Court records indicate Warner was told the levels of cobalt in her system were considered toxic. She filed a lawsuit against Smith & Nephew and applied for certification of her action as a class proceeding.

“Members of the class would be all persons in Canada who have had the defendant’s system implanted,” Justice Poelman wrote. Poelman found that Warner “failed to establish that there is an identifiable class of two or more persons” though he ruled that Warner could pursue an individual action against Smith & Nephew.

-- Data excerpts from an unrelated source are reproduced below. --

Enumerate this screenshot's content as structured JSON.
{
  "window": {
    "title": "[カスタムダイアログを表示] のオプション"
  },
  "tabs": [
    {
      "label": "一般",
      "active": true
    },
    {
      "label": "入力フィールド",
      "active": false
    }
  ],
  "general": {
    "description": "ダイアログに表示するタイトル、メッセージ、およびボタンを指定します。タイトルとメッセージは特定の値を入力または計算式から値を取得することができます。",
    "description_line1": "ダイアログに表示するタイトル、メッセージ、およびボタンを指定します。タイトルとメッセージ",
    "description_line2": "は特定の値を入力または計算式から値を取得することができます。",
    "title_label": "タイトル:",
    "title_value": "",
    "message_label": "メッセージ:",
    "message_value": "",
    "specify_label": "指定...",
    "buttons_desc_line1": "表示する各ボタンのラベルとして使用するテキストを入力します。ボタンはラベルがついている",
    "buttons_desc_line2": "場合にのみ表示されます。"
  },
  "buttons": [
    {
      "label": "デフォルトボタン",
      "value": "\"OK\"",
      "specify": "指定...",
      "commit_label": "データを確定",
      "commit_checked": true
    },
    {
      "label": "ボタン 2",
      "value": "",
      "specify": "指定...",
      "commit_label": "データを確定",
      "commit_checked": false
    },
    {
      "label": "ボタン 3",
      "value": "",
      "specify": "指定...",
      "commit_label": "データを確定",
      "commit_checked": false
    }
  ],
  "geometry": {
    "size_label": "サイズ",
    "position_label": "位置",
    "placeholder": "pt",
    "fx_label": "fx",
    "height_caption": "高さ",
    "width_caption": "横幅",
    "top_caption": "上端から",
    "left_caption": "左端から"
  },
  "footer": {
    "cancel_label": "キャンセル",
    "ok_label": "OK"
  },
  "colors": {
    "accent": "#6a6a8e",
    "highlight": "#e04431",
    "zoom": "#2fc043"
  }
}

In overturning Justice Poelman’s ruling, the province’s appeal court noted, in a divided ruling, that a “a consideration of the merits of the claim itself is neither necessary nor warranted at the certification stage, nor is the certification judge to enter into a weighing of conflicting evidence with respect to the merits of the claim.”

The Alberta Court of Appeal cited case history, including the Supreme Court of Canada ruling, released in 2001, against John Hollick, who wanted to sue the City of Toronto over noise and pollution from the Keele Valley landfill north of the city. Hollick sought to represent 30,000 people living in the area. A motions judge allowed him to pursue the claim in 1997, but that ruling was overturned on appeal.

It was likely, in the complaint involving the Keele Valley landfill, “that some areas were affected more seriously than others, and that some areas were affected at one time while other areas were affected at other times,” Chief Justice of Canada Beverly McLachlin wrote in Hollick.

In determining whether there are common issues among class members, “the representative need not show that everyone in the class shares the same interest in the resolution of the asserted common issue,” Chief Justice McLachlin wrote in Hollick. “There must be some showing, however, that the class is not unnecessarily broad – that is, that the class could not be defined more narrowly without arbitrarily excluding some people who share the same interest in the resolution of the common issue. Where the class could be defined more narrowly, the court should either disallow certification or allow certification on condition that the definition of the class be amended.”

The Hollick ruling established that “any definition of the class may well exclude some potential claimants, and include some who will eventually be shown to have no claim,” the majority of the Alberta Court of Appeal wrote in Warner v Smith & Nephew.